南側から見たコート盛の全景 同近景。頂上への階段が取り付けられています。
南西側から集落方向を見たコート盛の全景 同近景
 
ホタムリ
 冨嘉集落の北西方向に位置する高さ2.9m、直径5mの遠見台で、ニシ浜方面の眺望に優れています。名前は冨嘉集落の宗家「保多盛家」に由来しています。別名「アスク盛」とも呼ばれます。
 
ニシ浜方向から坂を上ってきてミンピカを超えた所の右手 同近景
冨嘉集落への道の途中にあります。 規模的には割と小さな遠見台です。
 

ナビカキマス
 薩摩支配下の琉球王国により宮古島・八重山諸島において1637年から導入された人頭税は、年齢(数え年15歳から50歳までの男女)と居住地域の耕地状況(村位)を組み合わせて算定された額によって賦課が行われましたが、この税制は世界一過酷とも言われ、貧民ほど重い負担が強いられるものでした。
 このような背景のもと、波照間島のはるか南の沖には楽園の島「パイパティローマ」が存在するという伝説が残されています。
 現在の冨嘉集落の南西側(「モンパの木」の近く)にあったヤグ村は、村を挙げてこの過酷な人頭税から逃れるためにこの「パイパティローマ」に向け島抜けをしたという伝承に、ナビカキマスの説話があります。波照間では「ナビハキャー」と言われています。

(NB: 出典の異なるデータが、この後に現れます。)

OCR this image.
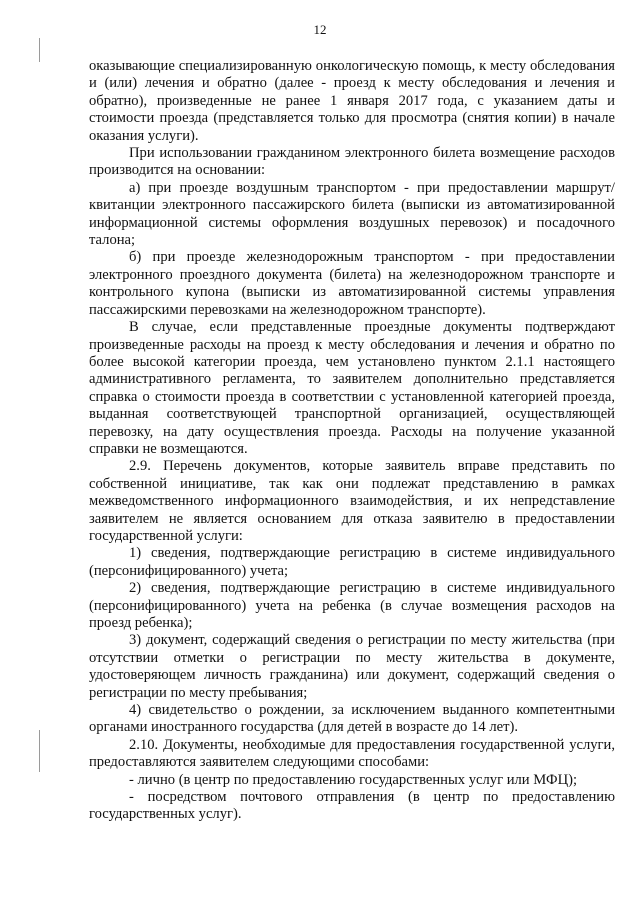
12

оказывающие специализированную онкологическую помощь, к месту обследования и (или) лечения и обратно (далее - проезд к месту обследования и лечения и обратно), произведенные не ранее 1 января 2017 года, с указанием даты и стоимости проезда (представляется только для просмотра (снятия копии) в начале оказания услуги).

При использовании гражданином электронного билета возмещение расходов производится на основании:

а) при проезде воздушным транспортом - при предоставлении маршрут/квитанции электронного пассажирского билета (выписки из автоматизированной информационной системы оформления воздушных перевозок) и посадочного талона;

б) при проезде железнодорожным транспортом - при предоставлении электронного проездного документа (билета) на железнодорожном транспорте и контрольного купона (выписки из автоматизированной системы управления пассажирскими перевозками на железнодорожном транспорте).

В случае, если представленные проездные документы подтверждают произведенные расходы на проезд к месту обследования и лечения и обратно по более высокой категории проезда, чем установлено пунктом 2.1.1 настоящего административного регламента, то заявителем дополнительно представляется справка о стоимости проезда в соответствии с установленной категорией проезда, выданная соответствующей транспортной организацией, осуществляющей перевозку, на дату осуществления проезда. Расходы на получение указанной справки не возмещаются.

2.9. Перечень документов, которые заявитель вправе представить по собственной инициативе, так как они подлежат представлению в рамках межведомственного информационного взаимодействия, и их непредставление заявителем не является основанием для отказа заявителю в предоставлении государственной услуги:

1) сведения, подтверждающие регистрацию в системе индивидуального (персонифицированного) учета;

2) сведения, подтверждающие регистрацию в системе индивидуального (персонифицированного) учета на ребенка (в случае возмещения расходов на проезд ребенка);

3) документ, содержащий сведения о регистрации по месту жительства (при отсутствии отметки о регистрации по месту жительства в документе, удостоверяющем личность гражданина) или документ, содержащий сведения о регистрации по месту пребывания;

4) свидетельство о рождении, за исключением выданного компетентными органами иностранного государства (для детей в возрасте до 14 лет).

2.10. Документы, необходимые для предоставления государственной услуги, предоставляются заявителем следующими способами:

- лично (в центр по предоставлению государственных услуг или МФЦ);

- посредством почтового отправления (в центр по предоставлению государственных услуг).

 この説話は、アカマリをリーダーとする村人らは、ムラピナの浜(現在の浜シタン群落近くの浜)から盗んだ上納船を船出させましたが[*2]、この時、一人の女性が鍋を忘れて家に戻りました。当時鍋は必需品かつ貴重品でした。アカマリらはこの女性の帰りを待ちましたが、長時間たっても戻らず、夜が明け始めたため、船は彼女を待ちきれずに出帆してしまいます。その女性は船に戻る途中、田圃の近くに差し掛かったとき、船が出て行くのを見ました。そこで女性はその場に崩れこみ、悔しさのあまりその鍋を掻きながら地団太踏んで泣き喚いたそうです。そのことから、それ以来、女性が泣いた場所は「ナビカキマス」と言われるようになったそうです。

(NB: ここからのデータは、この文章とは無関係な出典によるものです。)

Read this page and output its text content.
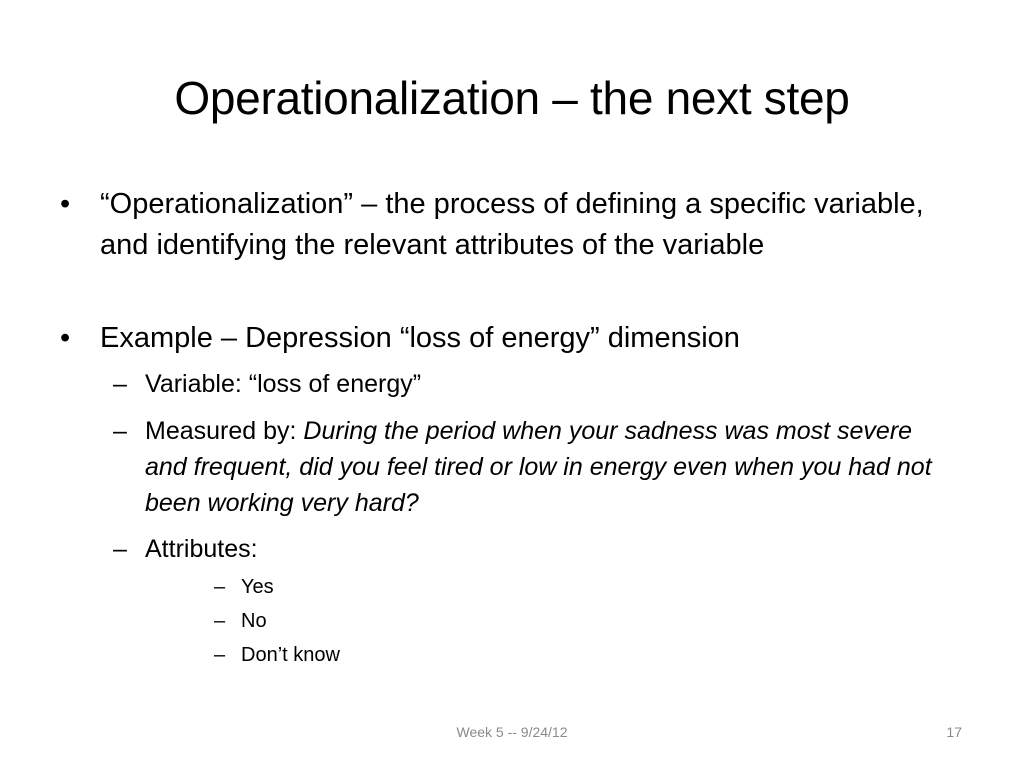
Operationalization – the next step
• “Operationalization” – the process of defining a specific variable, and identifying the relevant attributes of the variable
• Example – Depression “loss of energy” dimension
– Variable: “loss of energy”
– Measured by: During the period when your sadness was most severe and frequent, did you feel tired or low in energy even when you had not been working very hard?
– Attributes:
– Yes
– No
– Don’t know
Week 5 -- 9/24/12	17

 ナビカキマスと伝わる場所は、かつて水田だったと言われていますが、周辺一帯は土地改良が進み、今では往時の面影を全く留めず一面のサトウキビ畑となっています。

[*2]  盗んだ上納船を船出させたことは、歴史的事実として記録に残されています。1648年、波照間島の住人約40名が、厳しい重税に耐えかね「パイパティローマ」を目指して脱走していることが、琉球王府の記録である「八重山島年来記」に記されています。そこには 「波照間村の平田村百姓4、50人ほど大波照間という南の島へ欠落した。島の行政責任者2名が首里へ報告に上り、落ち度があったとして罷免となった。帰途、南の島に漂着し翌年与那国経由で帰島した」 といった内容が記されています。
 
浜シタン群落から集落方向に進んだ途中の遠景 「ナビカキマス」は道の北側に位置しています。

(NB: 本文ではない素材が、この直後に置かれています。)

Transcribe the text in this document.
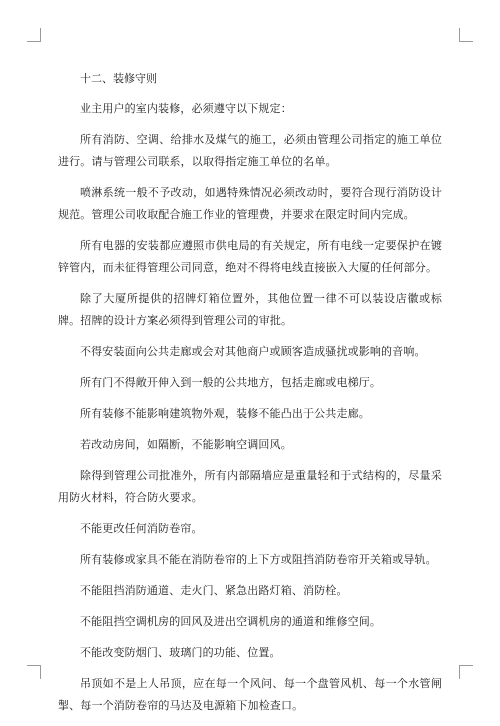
十二、装修守则

业主用户的室内装修，必须遵守以下规定：

所有消防、空调、给排水及煤气的施工，必须由管理公司指定的施工单位进行。请与管理公司联系，以取得指定施工单位的名单。

喷淋系统一般不予改动，如遇特殊情况必须改动时，要符合现行消防设计规范。管理公司收取配合施工作业的管理费，并要求在限定时间内完成。

所有电器的安装都应遵照市供电局的有关规定，所有电线一定要保护在镀锌管内，而未征得管理公司同意，绝对不得将电线直接嵌入大厦的任何部分。

除了大厦所提供的招牌灯箱位置外，其他位置一律不可以装设店徽或标牌。招牌的设计方案必须得到管理公司的审批。

不得安装面向公共走廊或会对其他商户或顾客造成骚扰或影响的音响。

所有门不得敞开伸入到一般的公共地方，包括走廊或电梯厅。

所有装修不能影响建筑物外观，装修不能凸出于公共走廊。

若改动房间，如隔断，不能影响空调回风。

除得到管理公司批准外，所有内部隔墙应是重量轻和于式结构的，尽量采用防火材料，符合防火要求。

不能更改任何消防卷帘。

所有装修或家具不能在消防卷帘的上下方或阻挡消防卷帘开关箱或导轨。

不能阻挡消防通道、走火门、紧急出路灯箱、消防栓。

不能阻挡空调机房的回风及进出空调机房的通道和维修空间。

不能改变防烟门、玻璃门的功能、位置。

吊顶如不是上人吊顶，应在每一个风问、每一个盘管风机、每一个水管闸掣、每一个消防卷帘的马达及电源箱下加检查口。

同近景。周囲はサトウキビ畑となっています。 遠見台の上部には樹木がよく茂っています。
 
ニューコート盛(底名溜池展望台)
 島の南西海岸近くの貯水池(底名溜池)脇に、「ニュー(新)コート盛」ともいうべき、石積みの見晴台があります(正式名称は「底名溜池展望台」です)。本物のコート盛よりも一回り大きいのですが、円錐台形をしており、らせん状の階段がつけられている点など、コート盛等を意識してデザインし建設されたものと思われます。
 なお、この見晴台の前の道が、2001年秋より放映された郵便局のCMの冒頭、郵便配達のバイクが走るシーンで使われました。 (周囲には全く人家はなく、郵便配達が来る事はあり得ない場所ですが…。)
 
ニューコート盛の遠景、すぐ前は太平洋です。 写真の後ろは貯水池(底名溜池)となっています。